176 Sorrow and Struggle, 1
176 sorrow and struggle
Still so sad, still so sad, but still there trying to struggle,
It's still vague, it's still chaotic, and everything you want to do is so difficult.
It's unimaginably difficult, and even so difficult that it's a little painful, a little tormented, and a little hard to find. Pen, fun, and www.biquge.info
Is it just lamenting there?
Just whining there? Just complaining there?
It was as if everything was completely empty there.
Everything was empty there, and everything was there as if it had completely disappeared and disappeared.
I don't know what else I should believe, and I don't know what else I should bear and endure.
Just there weeping, just there weeping and sobbing silently in that silence.
It's just that there's some powerlessness in the heart, it's a sense of powerlessness in the face of everything, it's a powerlessness that is so sad.
In that indifference and indifference, I felt a kind of confusion, a pain and pain, only in that I felt a very painful pain,
I was scared there, but I felt a hardship in my life there, and it seemed to be a blow in my life.
It's just that I don't know what's going on there.
It's just not clear what is going on there.
I just don't know what everything is going on.
Why is there that there is no longer anything to be pursued and found?
It's as if everything is completely shattered and dead there.
It's as if everything is in it and can no longer be traced, it's a kind of thing that can't be lazy anymore,
There is nothing in life that cannot be lazy, just as if you are a little lazy, you will be completely destroyed and die there.
It's just struggling there, although it's going to be difficult, it's going to be hard, but it's still there and not giving up,
Some things are not easy to give up, and you can give up so easily.
There is still something that is difficult there, there is still something that hurts, and there is still something that is always looking for and cannot be found,
Forgetting there, also not knowing there, there is always something wrong there. ,
She wanted to find and find her own way, but she found that she was still there, no matter how she was, she still couldn't find her own way.
It was an unknown path, as if it were a painful and torturous road that was there for no time.
I felt death in that pain, I felt something unbearable in that pain, but I still struggled there,
But he was still there trying his best, as if there was no other choice there, and what he had was always unclear there.
There is something that hurts and hurts there, as if it is there to twitch every nerve of oneself,
It's just that I forget there, and I just forget there, and suddenly I find a lot of things that I still can't find there.
It's as if everything is completely shattered and dead there.
It's just that there's something that can't be waited for, it's just that it's unknown, it's a painful torment,
But there is still no way to do it in that place, that is, there is no way there.

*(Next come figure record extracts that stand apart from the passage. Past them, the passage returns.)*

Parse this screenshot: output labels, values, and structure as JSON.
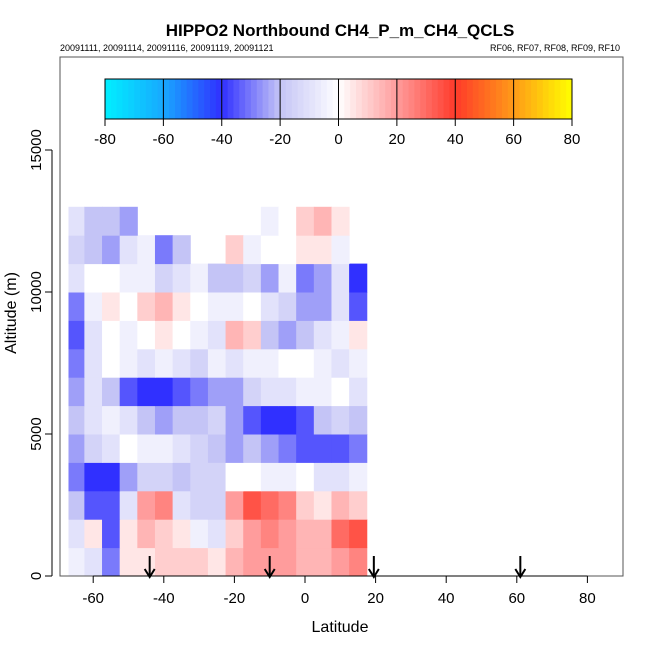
{
  "chart_data": {
    "type": "heatmap",
    "title": "HIPPO2 Northbound CH4_P_m_CH4_QCLS",
    "subtitle_left": "20091111, 20091114, 20091116, 20091119, 20091121",
    "subtitle_right": "RF06, RF07, RF08, RF09, RF10",
    "xlabel": "Latitude",
    "ylabel": "Altitude (m)",
    "xlim": [
      -70,
      90
    ],
    "ylim": [
      0,
      15000
    ],
    "xticks": [
      -60,
      -40,
      -20,
      0,
      20,
      40,
      60,
      80
    ],
    "yticks": [
      0,
      5000,
      10000,
      15000
    ],
    "colorbar": {
      "range": [
        -80,
        80
      ],
      "ticks": [
        -80,
        -60,
        -40,
        -20,
        0,
        20,
        40,
        60,
        80
      ],
      "stops": [
        {
          "v": -80,
          "c": "#00f0ff"
        },
        {
          "v": -60,
          "c": "#18a8ff"
        },
        {
          "v": -40,
          "c": "#3030ff"
        },
        {
          "v": -20,
          "c": "#c4c4f6"
        },
        {
          "v": 0,
          "c": "#ffffff"
        },
        {
          "v": 20,
          "c": "#ff9c9c"
        },
        {
          "v": 40,
          "c": "#ff3a2a"
        },
        {
          "v": 60,
          "c": "#ff9a18"
        },
        {
          "v": 80,
          "c": "#ffff00"
        }
      ]
    },
    "lat_bins": [
      -65,
      -60,
      -55,
      -50,
      -45,
      -40,
      -35,
      -30,
      -25,
      -20,
      -15,
      -10,
      -5,
      0,
      5,
      10,
      15,
      20
    ],
    "lat_bin_width": 5,
    "lat_extent": [
      -67,
      19.5
    ],
    "alt_bins": [
      500,
      1500,
      2500,
      3500,
      4500,
      5500,
      6500,
      7500,
      8500,
      9500,
      10500,
      11500,
      12500
    ],
    "alt_bin_width": 1000,
    "values": [
      [
        -5,
        -10,
        -30,
        5,
        5,
        10,
        10,
        10,
        5,
        15,
        20,
        20,
        20,
        15,
        15,
        20,
        25,
        null
      ],
      [
        -10,
        5,
        -35,
        5,
        15,
        10,
        5,
        -5,
        -10,
        10,
        20,
        25,
        20,
        15,
        15,
        30,
        35,
        null
      ],
      [
        -20,
        -35,
        -35,
        -10,
        20,
        25,
        -10,
        -15,
        -15,
        20,
        35,
        30,
        25,
        10,
        5,
        15,
        10,
        null
      ],
      [
        -30,
        -40,
        -40,
        -25,
        -15,
        -15,
        -20,
        -15,
        -15,
        0,
        0,
        -5,
        -5,
        0,
        -10,
        -10,
        -5,
        null
      ],
      [
        -25,
        -15,
        -10,
        0,
        -5,
        -5,
        -10,
        -15,
        -20,
        -25,
        -20,
        -25,
        -30,
        -35,
        -35,
        -35,
        -30,
        null
      ],
      [
        -20,
        -10,
        -5,
        -10,
        -20,
        -25,
        -20,
        -20,
        -15,
        -25,
        -35,
        -40,
        -40,
        -35,
        -20,
        -15,
        -20,
        null
      ],
      [
        -25,
        -10,
        -20,
        -35,
        -40,
        -40,
        -35,
        -30,
        -25,
        -25,
        -15,
        -10,
        -10,
        -5,
        -5,
        0,
        -10,
        null
      ],
      [
        -30,
        -10,
        0,
        -5,
        -10,
        -5,
        -10,
        -15,
        -5,
        -10,
        -5,
        -5,
        0,
        0,
        -5,
        -10,
        -5,
        null
      ],
      [
        -35,
        -10,
        0,
        -5,
        0,
        5,
        0,
        -5,
        -10,
        15,
        10,
        -20,
        -25,
        -20,
        -10,
        -5,
        5,
        null
      ],
      [
        -30,
        -5,
        5,
        0,
        10,
        15,
        5,
        0,
        -5,
        -5,
        0,
        -10,
        -15,
        -25,
        -25,
        -10,
        -35,
        null
      ],
      [
        -10,
        0,
        0,
        -5,
        -5,
        -15,
        -10,
        -5,
        -20,
        -20,
        -15,
        -25,
        -5,
        -30,
        -25,
        -10,
        -40,
        null
      ],
      [
        -15,
        -20,
        -25,
        -10,
        -5,
        -30,
        -20,
        null,
        null,
        10,
        -5,
        0,
        0,
        5,
        5,
        -5,
        null,
        null
      ],
      [
        -10,
        -20,
        -20,
        -25,
        null,
        null,
        null,
        null,
        null,
        null,
        null,
        -5,
        0,
        10,
        15,
        5,
        null,
        null
      ]
    ],
    "flight_arrows_lat": [
      -44,
      -10,
      19.5,
      61
    ]
  }
}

Will there be grief? Will it hurt there?
Or are there soft and silent convulsions?
I don't know what's going on with everything. I don't know exactly what's going on.
It's as if no matter what happens, you're always at fault there, as if no matter what you've done, you're always at fault there, and you shouldn't be.
It's as if I don't know what I'm doing wrong.
It's as if I don't know that I have to work so hard, so painfully struggling, struggling to the end, is it still a mistake?
Was he wrong all the way to the end?
Why is it that so hard and painful and painful efforts are still not enough,
It seems that it should not be there, and why is everything all about?
What should be done?
Feeling troubled there?
Do you feel the endless troubles there?
In that life, why is there always so many and a lot of troubles, why are there always feelings that the troubles are endlessly growing there?
It's as if hope is endlessly shattered and dying there.
It's just that there's not knowing, it's just that there's not knowing anything, but it's still waiting,
A lonely heart and a painful flesh that endures there, bears pressure there, and hardens there,
Everything has to be paid there, hard and very painful.
But in the pain and the price of pain, it is difficult to find, and it is also unknown there,
It was also there that I was sad and very painful and helpless to cry, sob, feel sadness, and feel the unknown.
struggling in that endless pain, as if there was no edge there,
He struggled in that sea of bitterness, resting, as if he could never reach the edge.
Just struggling on the edge of that endless pain, just there not knowing, just there inexplicable,
For a long time, I felt the depression there, and in the midst of that depression, I used my body and mind to bear the pressure there.
Waiting there.
Sometimes, waiting is just waiting, waiting is just waiting, lonely and helpless waiting there, and suffering there.
It's as if it's always unclear there, but it's just a very, very tormented there, and it's just a very, very much pain and pain there.
But I still can't find my own direction there, I work hard there, I work hard there,
It's almost like I'm going to rest, but I still can't feel the slightest bit of sweetness there.
It's just that I feel the pain there, some complain, and some when, I feel that I can't help but complain there, and I complain there, but there is no way to complain there.
In the end, I had no choice but to cry there silently?
Some times, I don't know what to do with myself, and sometimes I am there in pain and perseverance.
Spend time with your heart, but also feel and taste with your heart, and feel the life itself.
It was as if he was struggling in that and in that life itself.
There was a powerful backlash, and in the pain there, there was something that I couldn't hold on to.